Soubitez ha fatto un viaggio alla Bosch in Boemia, dove «assumono al ritmo di dieci persone alla settimana e portano gli operai in pullman da Praga perché in zona non se ne trovano più». «La nostra è una storia emblematica della competitiva globale e dei ritardi dell’Europa anche in campo sindacale. Non serve a nulla cambiare gli orari in un Paese solo. Noi francesi abbiamo aperto la strada, ma nessuno l’ha percorsa». «Altro che sindacati maturi - s’indigna Florentin, operaio della Guadalupa - nemmeno un’ora di sciopero. Come si può accettare di regalare le ore al padrone ed essere contenti?». Anche Florentin ha comunque accettato. Come tutti. I 18 oltranzisti sono per lo più anziani che hanno intravisto un più conveniente prepensionamento o fra i pochi che avevano un’alternativa di lavoro.

Come Patrick Desmette, 48 anni, che andrà in una tipografia in Svizzera. «Non accetto la regressione sociale e posso fare un altro mestiere. Dopo 27 anni di sveglie all’alba, ne avevo abbastanza della Bosch. Farò il pendolare. Losanna non è lontana». Sua moglie, che lavora alla Bosch come segretaria, ha però deciso di accettare il nuovo orario.

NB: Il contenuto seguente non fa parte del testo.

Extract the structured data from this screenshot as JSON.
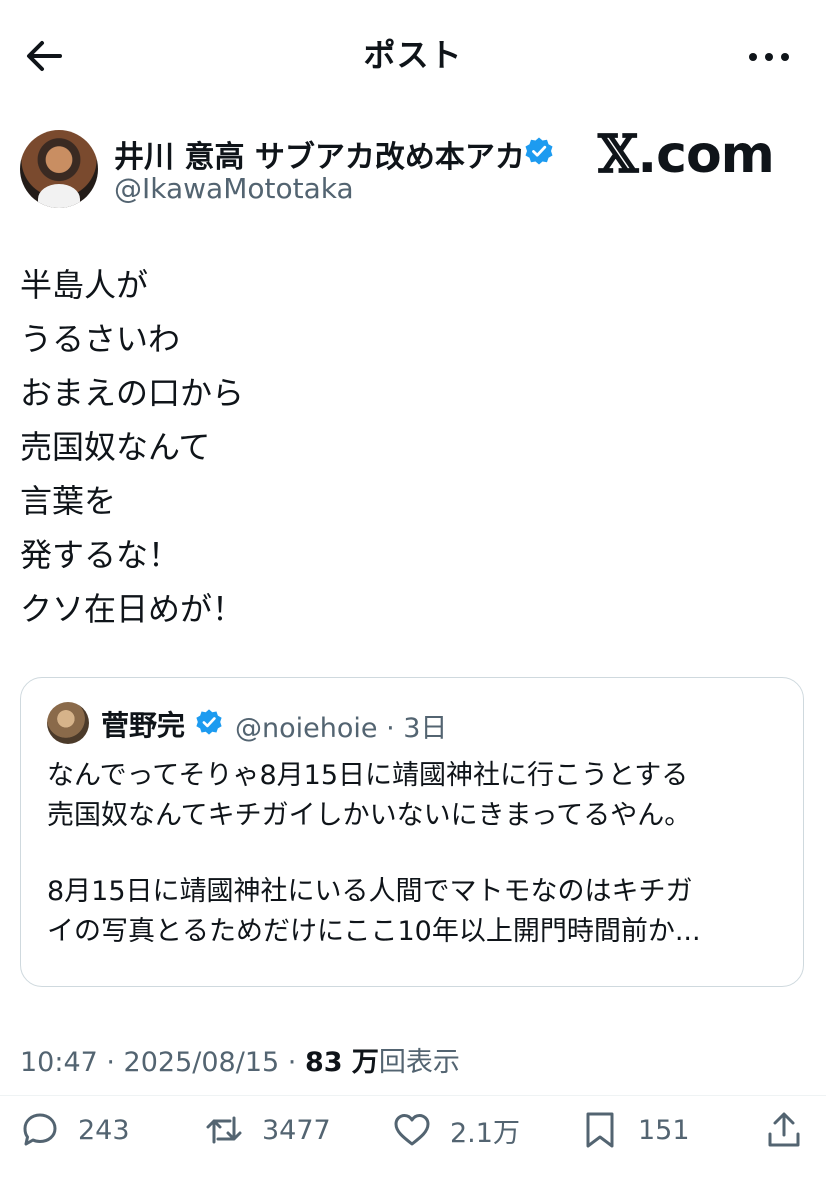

Serge Truscello, origini siciliane, delegato sindacale della Cgt, 40% d’iscritti, è il grande sconfitto in questa vicenda. «Il livello di ricatto e pressione sui singoli dipendenti non ci ha dato scampo. La Bosch voleva aumentare profitti già notevoli e tagliare il costo del lavoro del 12 per cento. L’argomento delle 35 ore non regge. L’azienda voleva imporre nuove regole. Hanno ridotto premi di produzione, straordinario notturno, incidenze sulla tredicesima, contributi sindacali. E’ persino aumentato il prezzo della mensa. Per i prossimi tre anni i salari saranno bloccati e comunque senza garanzie per il futuro». «Questo accordo è deprimente - dice Fernandez, un altro delegato - perché ha diviso il sindacato e stravolto le relazioni industriali. Non può essere il sindacato a fare dumping sociale da un Paese all’altro e dentro fabbriche dello stesso gruppo. Alla Bosch di Bari chiederanno di lavorare 42 ore? Si vuol far passare l’idea che investimenti e mantenimento degli impianti in Europa siano possibili in cambio della fine di un modello sociale.» Forse non è un caso che, fra i pochi giornalisti stranieri venuti a raccontare il caso Bosch, ci siano i colleghi della tv sudcoreana. Loro, di orari e ritmi, se ne intendono.